Jens Galschioet the artist who created the work in question, said that his presence in Hong Kong is necessary to ensure the sculpture is moved safely and without damage. The sculpture which commemorates the 1989 Tiananmen Square massacre, has drawn drastic criticism from the current Chinese government who wishes the incident would be forgotten, and incident that the estimated dead were numbered in the hundreds if not thousands with thousands more being wounded by an oppressive socialist government cracking down on freedom of speech. Original story by the AP:
The copper sculpture depicting dozens of torn and twisted bodies has been on display at the University of Hong Kong for 24 years
COPENHAGEN, Denmark (AP) — A Danish artist who is seeking to retrieve his sculpture in Hong Kong commemorating the victims of China’s 1989 Tiananmen Square crackdown said Friday he wants safe passage guaranteed for himself and his employees when they dismantle and remove the artwork called “Pillar of Shame,” which is at the center of a controversy.

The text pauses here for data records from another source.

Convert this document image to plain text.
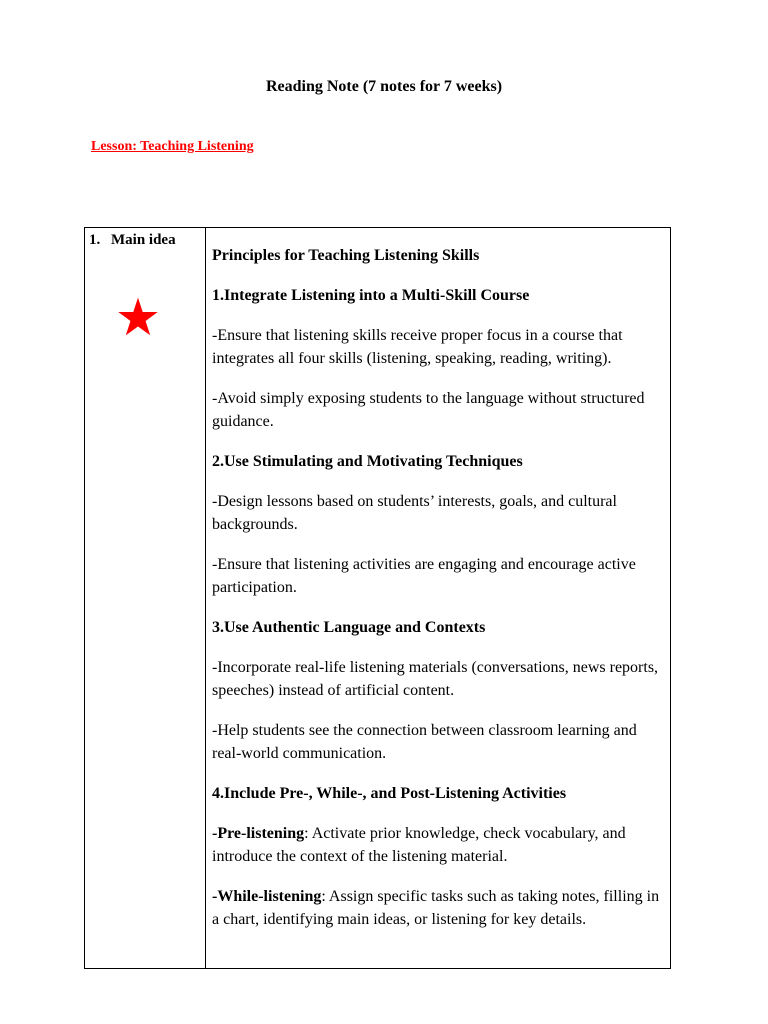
Reading Note (7 notes for 7 weeks)
Lesson: Teaching Listening
1. Main idea

Principles for Teaching Listening Skills

1.Integrate Listening into a Multi-Skill Course

-Ensure that listening skills receive proper focus in a course that integrates all four skills (listening, speaking, reading, writing).

-Avoid simply exposing students to the language without structured guidance.

2.Use Stimulating and Motivating Techniques

-Design lessons based on students’ interests, goals, and cultural backgrounds.

-Ensure that listening activities are engaging and encourage active participation.

3.Use Authentic Language and Contexts

-Incorporate real-life listening materials (conversations, news reports, speeches) instead of artificial content.

-Help students see the connection between classroom learning and real-world communication.

4.Include Pre-, While-, and Post-Listening Activities

-Pre-listening: Activate prior knowledge, check vocabulary, and introduce the context of the listening material.

-While-listening: Assign specific tasks such as taking notes, filling in a chart, identifying main ideas, or listening for key details.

In an open letter, artist Jens Galschioet said that his presence in Hong Kong is “necessary” because the 8-meter-tall (26.25 feet), two-ton sculpture is “very difficult to move … without causing significant and irreparable damage.”
The copper sculpture depicting dozens of torn and twisted bodies has been on display at the University of Hong Kong and has been in the city for 24 years.
In 1989, China’s leaders sent in the military to end pro-democracy protests in Beijing’s Tiananmen Square, killing hundreds, and possibly thousands, of people.
The ruling Communist Party has squashed any public discussion or memorializing of the events in mainland China. For years, the only major memorial on Chinese soil was an annual candlelight vigil in Hong Kong, but authorities have banned the gathering for the past two years, citing COVID-19 concerns.
Galschioet said he wants to bring the sculpture back to Denmark and wants “a guarantee that my employees and I will not be prosecuted in relation to the disassemblement and moving of the monument.”
In October, the university in the semi-autonomous city demanded the removal of the “Pillar of Shame” and set a deadline, but no immediate action was taken after the time limit passed.
“I can understand from the press that the introduction of the new security legislation in Hong Kong means that there is a legal basis for arresting foreign nationals who engage in activities that criticize China,” Galschioet wrote. He warned that the removal of the sculpture “will lead to activities and media coverage that could be perceived as criticism of China.”